Mentorship Program

Mentorship Program

Kundiman is partnering with the Asian American Literary Review and the Smithsonian Asian Pacific American Center to offer a mentorship program to emerging Asian American writers!

Mentees receive a two month long mentorship, $1000 honorarium, travel, and lodging, and a feature reading with their mentors at the first-ever Asian American Literary Festival. They will also have their exchange published in the Asian American Literary Review.

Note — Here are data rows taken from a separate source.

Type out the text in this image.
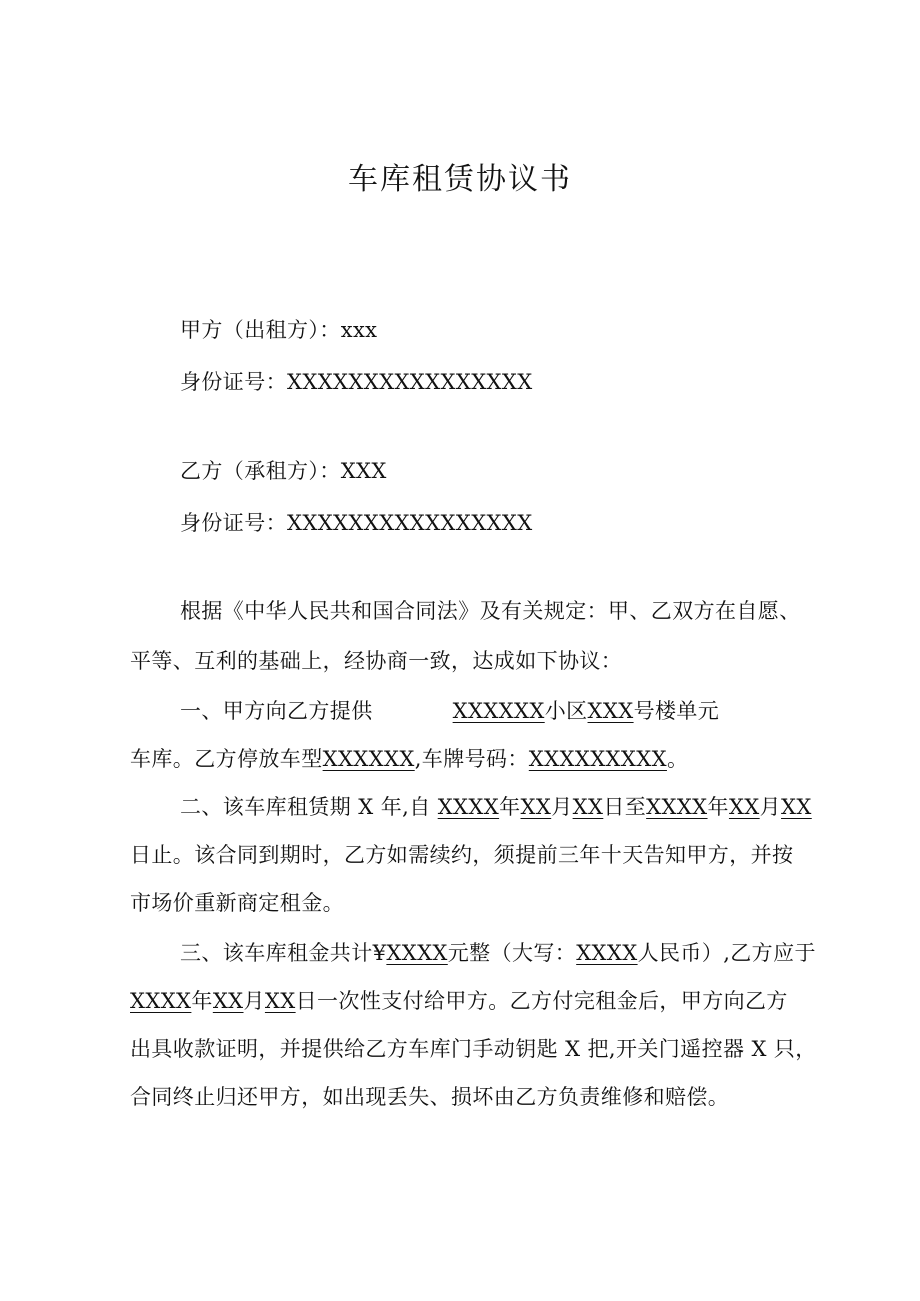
车库租赁协议书
甲方（出租方）：xxx
身份证号：XXXXXXXXXXXXXXXX
乙方（承租方）：XXX
身份证号：XXXXXXXXXXXXXXXX
根据《中华人民共和国合同法》及有关规定：甲、乙双方在自愿、
平等、互利的基础上，经协商一致，达成如下协议：
一、甲方向乙方提供	XXXXXX小区XXX号楼单元
车库。乙方停放车型XXXXXX,车牌号码：XXXXXXXXX。
二、该车库租赁期 X 年,自 XXXX年XX月XX日至XXXX年XX月XX
日止。该合同到期时，乙方如需续约，须提前三年十天告知甲方，并按
市场价重新商定租金。
三、该车库租金共计¥XXXX元整（大写：XXXX人民币）,乙方应于
XXXX年XX月XX日一次性支付给甲方。乙方付完租金后，甲方向乙方
出具收款证明，并提供给乙方车库门手动钥匙 X 把,开关门遥控器 X 只，
合同终止归还甲方，如出现丢失、损坏由乙方负责维修和赔偿。
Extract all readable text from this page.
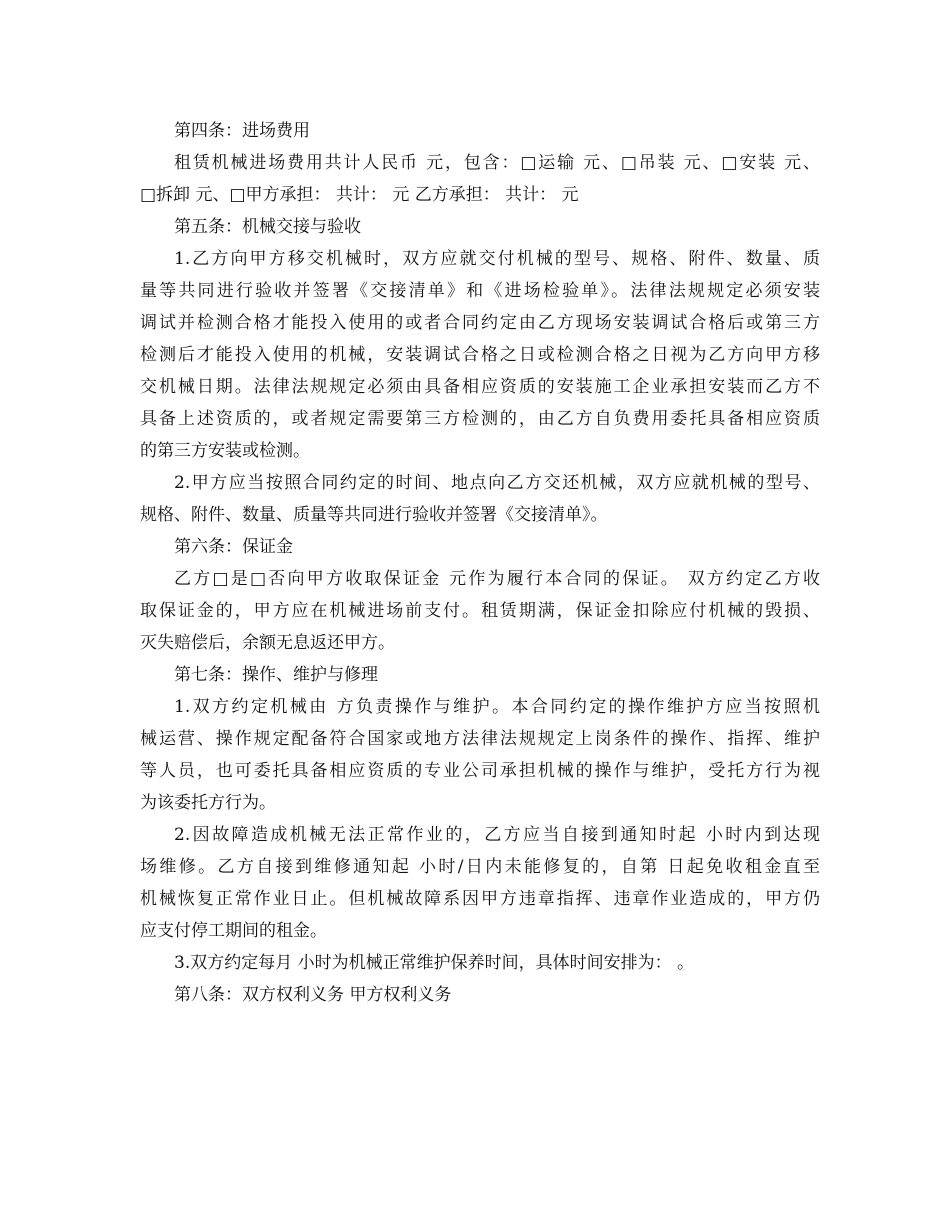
第四条：进场费用

租赁机械进场费用共计人民币 元，包含：□运输 元、□吊装 元、□安装 元、

□拆卸 元、□甲方承担： 共计： 元 乙方承担： 共计： 元

第五条：机械交接与验收

1.乙方向甲方移交机械时，双方应就交付机械的型号、规格、附件、数量、质

量等共同进行验收并签署《交接清单》和《进场检验单》。法律法规规定必须安装

调试并检测合格才能投入使用的或者合同约定由乙方现场安装调试合格后或第三方

检测后才能投入使用的机械，安装调试合格之日或检测合格之日视为乙方向甲方移

交机械日期。法律法规规定必须由具备相应资质的安装施工企业承担安装而乙方不

具备上述资质的，或者规定需要第三方检测的，由乙方自负费用委托具备相应资质

的第三方安装或检测。

2.甲方应当按照合同约定的时间、地点向乙方交还机械，双方应就机械的型号、

规格、附件、数量、质量等共同进行验收并签署《交接清单》。

第六条：保证金

乙方□是□否向甲方收取保证金 元作为履行本合同的保证。 双方约定乙方收

取保证金的，甲方应在机械进场前支付。租赁期满，保证金扣除应付机械的毁损、

灭失赔偿后，余额无息返还甲方。

第七条：操作、维护与修理

1.双方约定机械由 方负责操作与维护。本合同约定的操作维护方应当按照机

械运营、操作规定配备符合国家或地方法律法规规定上岗条件的操作、指挥、维护

等人员，也可委托具备相应资质的专业公司承担机械的操作与维护，受托方行为视

为该委托方行为。

2.因故障造成机械无法正常作业的，乙方应当自接到通知时起 小时内到达现

场维修。乙方自接到维修通知起 小时/日内未能修复的，自第 日起免收租金直至

机械恢复正常作业日止。但机械故障系因甲方违章指挥、违章作业造成的，甲方仍

应支付停工期间的租金。

3.双方约定每月 小时为机械正常维护保养时间，具体时间安排为： 。

第八条：双方权利义务 甲方权利义务
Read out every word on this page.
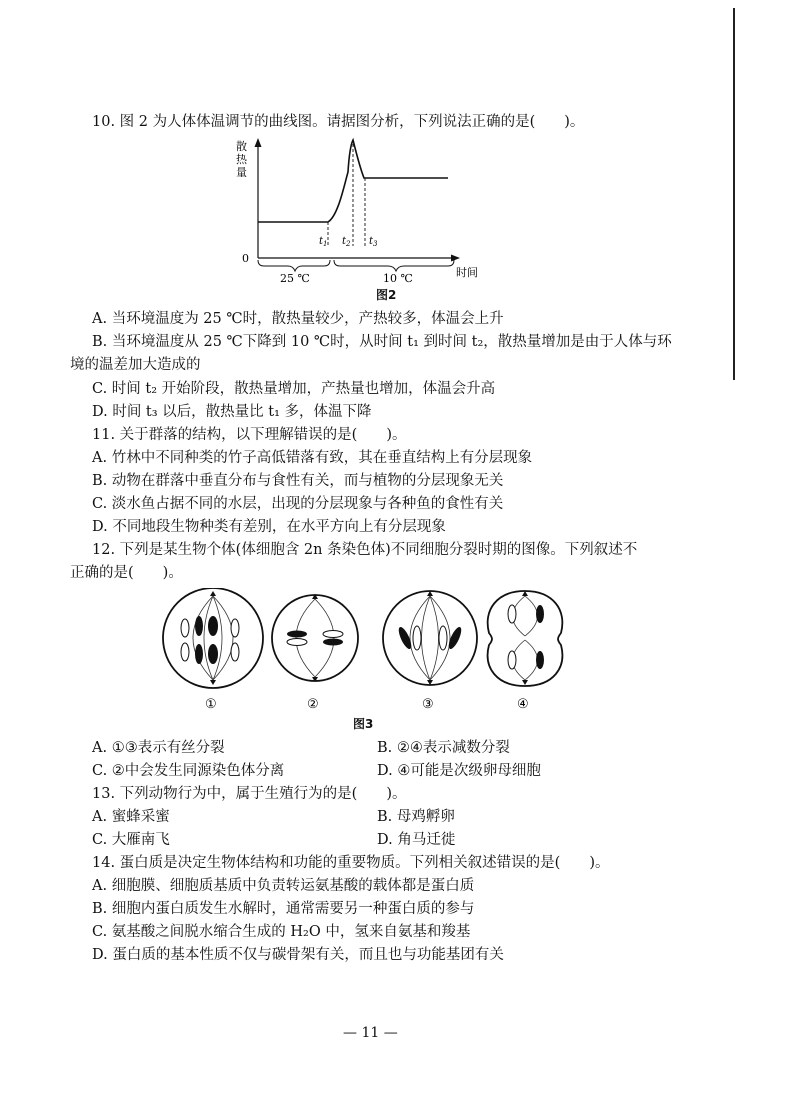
10. 图 2 为人体体温调节的曲线图。请据图分析，下列说法正确的是(　　)。
散
热
量
0
$t_1$ $t_2$ $t_3$
25 ℃	10 ℃	时间
图2
A. 当环境温度为 25 ℃时，散热量较少，产热较多，体温会上升
B. 当环境温度从 25 ℃下降到 10 ℃时，从时间 t₁ 到时间 t₂，散热量增加是由于人体与环
境的温差加大造成的
C. 时间 t₂ 开始阶段，散热量增加，产热量也增加，体温会升高
D. 时间 t₃ 以后，散热量比 t₁ 多，体温下降
11. 关于群落的结构，以下理解错误的是(　　)。
A. 竹林中不同种类的竹子高低错落有致，其在垂直结构上有分层现象
B. 动物在群落中垂直分布与食性有关，而与植物的分层现象无关
C. 淡水鱼占据不同的水层，出现的分层现象与各种鱼的食性有关
D. 不同地段生物种类有差别，在水平方向上有分层现象
12. 下列是某生物个体(体细胞含 2n 条染色体)不同细胞分裂时期的图像。下列叙述不
正确的是(　　)。
①	②	③	④
图3
A. ①③表示有丝分裂	B. ②④表示减数分裂
C. ②中会发生同源染色体分离	D. ④可能是次级卵母细胞
13. 下列动物行为中，属于生殖行为的是(　　)。
A. 蜜蜂采蜜	B. 母鸡孵卵
C. 大雁南飞	D. 角马迁徙
14. 蛋白质是决定生物体结构和功能的重要物质。下列相关叙述错误的是(　　)。
A. 细胞膜、细胞质基质中负责转运氨基酸的载体都是蛋白质
B. 细胞内蛋白质发生水解时，通常需要另一种蛋白质的参与
C. 氨基酸之间脱水缩合生成的 H₂O 中，氢来自氨基和羧基
D. 蛋白质的基本性质不仅与碳骨架有关，而且也与功能基团有关
— 11 —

During a two month long letter writing exchange, mentors and mentees will share work, exchange ideas about writing process, craft and practice, the writing life, Asian American history, and personal reflections about the world around them. The exchange will begin and end with a Skype conversation with mentors. The mentorship will culminate in a reading at the Asian American Literary Festival, July 27–July 29th, in Washington, D.C., where mentees will meet with their mentor for lunch and participate in a featured reading.


Any writer who self-identifies as Asian American who has not published a full length book by the date of the festival. Writers must be in the United States at the time of the literary festival.

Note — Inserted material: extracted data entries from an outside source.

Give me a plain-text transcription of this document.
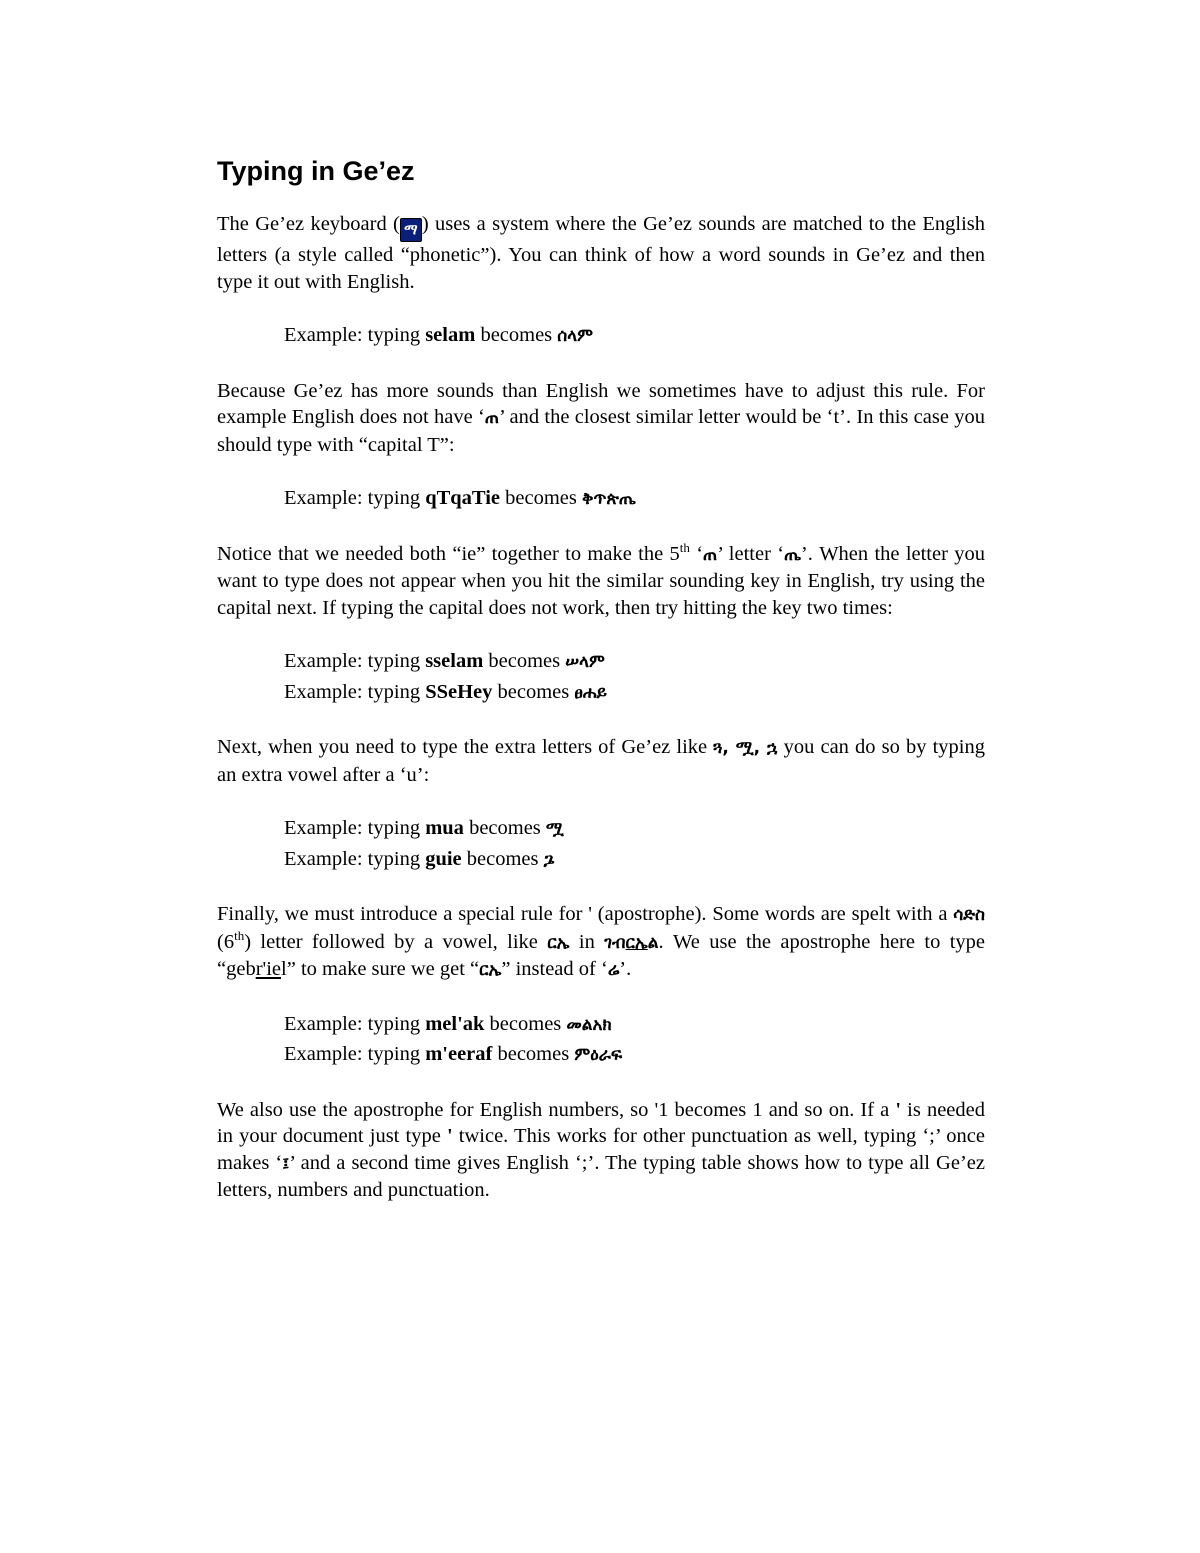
Typing in Ge’ez

The Ge’ez keyboard ( ማ ) uses a system where the Ge’ez sounds are matched to the English letters (a style called “phonetic”). You can think of how a word sounds in Ge’ez and then type it out with English.

Example: typing selam becomes ሰላም

Because Ge’ez has more sounds than English we sometimes have to adjust this rule. For example English does not have ‘ጠ’ and the closest similar letter would be ‘t’. In this case you should type with “capital T”:

Example: typing qTqaTie becomes ቅጥጵጤ

Notice that we needed both “ie” together to make the 5th ‘ጠ’ letter ‘ጤ’. When the letter you want to type does not appear when you hit the similar sounding key in English, try using the capital next. If typing the capital does not work, then try hitting the key two times:

Example: typing sselam becomes ሠላም
Example: typing SSeHey becomes ፀሐይ

Next, when you need to type the extra letters of Ge’ez like ጓ, ሟ, ኋ you can do so by typing an extra vowel after a ‘u’:

Example: typing mua becomes ሟ
Example: typing guie becomes ጔ

Finally, we must introduce a special rule for ' (apostrophe). Some words are spelt with a ሳድስ (6th) letter followed by a vowel, like ርኤ in ገብርኤል. We use the apostrophe here to type “gebr'iel” to make sure we get “ርኤ” instead of ‘ሬ’.

Example: typing mel'ak becomes መልአክ
Example: typing m'eeraf becomes ምዕራፍ

We also use the apostrophe for English numbers, so '1 becomes 1 and so on. If a ' is needed in your document just type ' twice. This works for other punctuation as well, typing ‘;’ once makes ‘፤’ and a second time gives English ‘;’. The typing table shows how to type all Ge’ez letters, numbers and punctuation.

Applications are due April 15 via Submittable.



Paisley Rekdal (poetry)

Paisley Rekdal is the author of a book of essays, The Night My Mother Met Bruce Lee, a hybrid-genre photo-text memoir entitled Intimate, and four books of poetry: A Crash of Rhinos, Six Girls Without Pants, The Invention of the Kaleidoscope and Animal Eye, which was a finalist for the 2013 Kingsley Tufts Prize, the Balcones Prize and winner of the UNT Rilke Prize. Her newest book of poems, Imaginary Vessels, has just been published, and a book-length essay, The Broken Country: On Trauma, a Crime, and the Continuing Legacy of Vietnam is forthcoming in 2017. Her work has received a Guggenheim Fellowship, the Amy Lowell Poetry Traveling Fellowship, a Civitella Ranieri Residency, an NEA Fellowship, the 2016 AWP Nonfiction Prize, and various state arts council awards. Her poems and essays have appeared in or are forthcoming from The New York Times Magazine, American Poetry Review, The Kenyon Review, Poetry, The New Republic, Tin House, the Best American Poetry series, and on National Public Radio among others. She currently teaches at the University of Utah, where she is also the creator and editor of the community web project Mapping Salt Lake City.

Alexander Chee (prose)

Alexander Chee is the bestselling author of The Queen of the Night and Edinburgh. He is a contributing editor at The New Republic, an editor at large at VQR and The Lit Hub, and a critic at large for The Los Angeles Times. His essays and stories have appeared in Best American Essays 2016, The New York Times Book Review, Tin House, Slate, Guernica, and Out, among others. He is winner of the Whiting Award, the AAWW Lit Award, and fellowships from the NEA and the MCCA. He teaches creative writing at Dartmouth College.